Happily, most of the movie centers on the efforts of Socha (the most interesting character in a generous cast) to keep “his Jews” from harm, including the humorous wool-pulling he must do with his good friend in the Polish police force working as a Nazi stooge for profit. Reminiscent of the great French icon Jean Gabin or a young Donald Pleasance, the hangdog Wieckiewicz as Socha has a magnetic presence to draw our eye away from the more rote aspects of the plot and the slick commercial-mindedness of Holland’s filmmaking (she seems to be thinking more about accolades and not offending general audiences more than the bitter truths of the Jewish people’s deprivation). The film falters when he is not on-screen and truly comes alive when he returns to his dowdy, pleasant wife (Kinga Preis) with whom he shares a refreshing camaraderie whether in conversation or in the sort of earthy lovemaking that opens the picture. If only the whole film were as believable and considered as their relationship.
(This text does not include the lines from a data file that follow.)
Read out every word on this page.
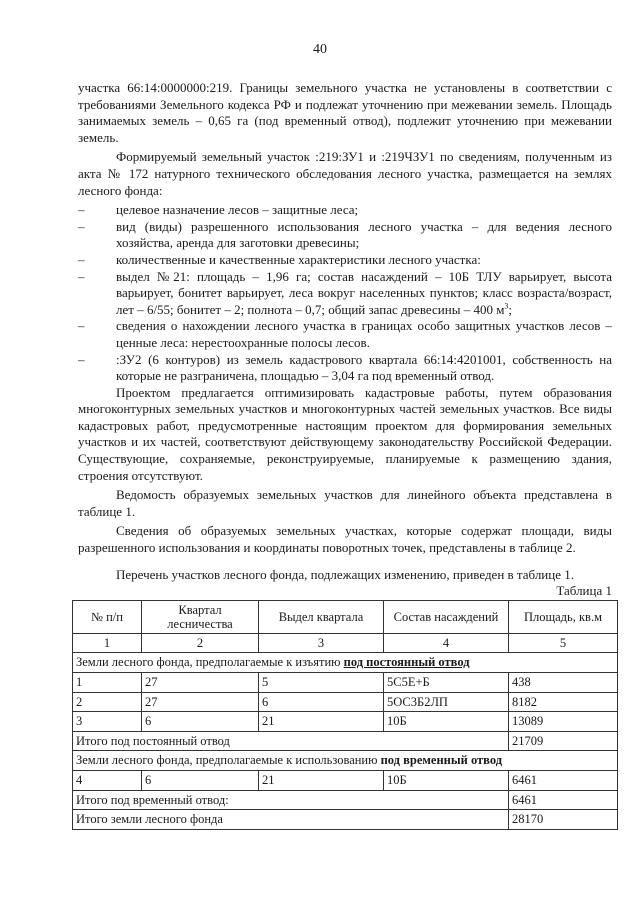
40

участка 66:14:0000000:219. Границы земельного участка не установлены в соответствии с требованиями Земельного кодекса РФ и подлежат уточнению при межевании земель. Площадь занимаемых земель – 0,65 га (под временный отвод), подлежит уточнению при межевании земель.

Формируемый земельный участок :219:ЗУ1 и :219ЧЗУ1 по сведениям, полученным из акта № 172 натурного технического обследования лесного участка, размещается на землях лесного фонда:

–	целевое назначение лесов – защитные леса;
–	вид (виды) разрешенного использования лесного участка – для ведения лесного хозяйства, аренда для заготовки древесины;
–	количественные и качественные характеристики лесного участка:
–	выдел №21: площадь – 1,96 га; состав насаждений – 10Б ТЛУ варьирует, высота варьирует, бонитет варьирует, леса вокруг населенных пунктов; класс возраста/возраст, лет – 6/55; бонитет – 2; полнота – 0,7; общий запас древесины – 400 $м^3$;
–	сведения о нахождении лесного участка в границах особо защитных участков лесов – ценные леса: нерестоохранные полосы лесов.
–	:ЗУ2 (6 контуров) из земель кадастрового квартала 66:14:4201001, собственность на которые не разграничена, площадью – 3,04 га под временный отвод.

Проектом предлагается оптимизировать кадастровые работы, путем образования многоконтурных земельных участков и многоконтурных частей земельных участков. Все виды кадастровых работ, предусмотренные настоящим проектом для формирования земельных участков и их частей, соответствуют действующему законодательству Российской Федерации. Существующие, сохраняемые, реконструируемые, планируемые к размещению здания, строения отсутствуют.

Ведомость образуемых земельных участков для линейного объекта представлена в таблице 1.

Сведения об образуемых земельных участках, которые содержат площади, виды разрешенного использования и координаты поворотных точек, представлены в таблице 2.

Перечень участков лесного фонда, подлежащих изменению, приведен в таблице 1.
Таблица 1
№ п/п	Квартал лесничества	Выдел квартала	Состав насаждений	Площадь, кв.м
1	2	3	4	5
Земли лесного фонда, предполагаемые к изъятию под постоянный отвод				
1	27	5	5С5Е+Б	438
2	27	6	5ОС3Б2ЛП	8182
3	6	21	10Б	13089
Итого под постоянный отвод				21709
Земли лесного фонда, предполагаемые к использованию под временный отвод				
4	6	21	10Б	6461
Итого под временный отвод:				6461
Итого земли лесного фонда				28170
Back in the tunnels, petty jealousies and melodramas play out amongst the huddled families with little consequence (barring the disappearance of one woman which leads to a rescue mission inside a concentration camp). Their tenacious survival efforts take on a prison escape movie urgency interrupted too often by the concurrent plots going on above. At its most involving, In Darkness shows flashes of tension borrowed from great escape flicks like Le Trou (1960)and La grand illusion (1937). Unfortunately, Holland does not go in for grit as much as she does emotional flailing coupled with meticulous art direction that make it appear as if the reptilian stone walls of the tunnels have been freshly scrubbed each day; this attention to aesthetic perfection robs the film of the greater soulfulness inherent in this grim situation lived out by actual people. While admirable in its attempt to relate an untapped, inspiring corner of historical resilience, In Darkness resists delving into its subject with candor and cannot hold up to the profundity of a cinematic tradition which has produced Alain Resnais’ Night and Fog, Claude Lanzmann’s Shoah, Roman Polanski’s The Pianist, and of course Steven Spielberg’s Schindler’s List.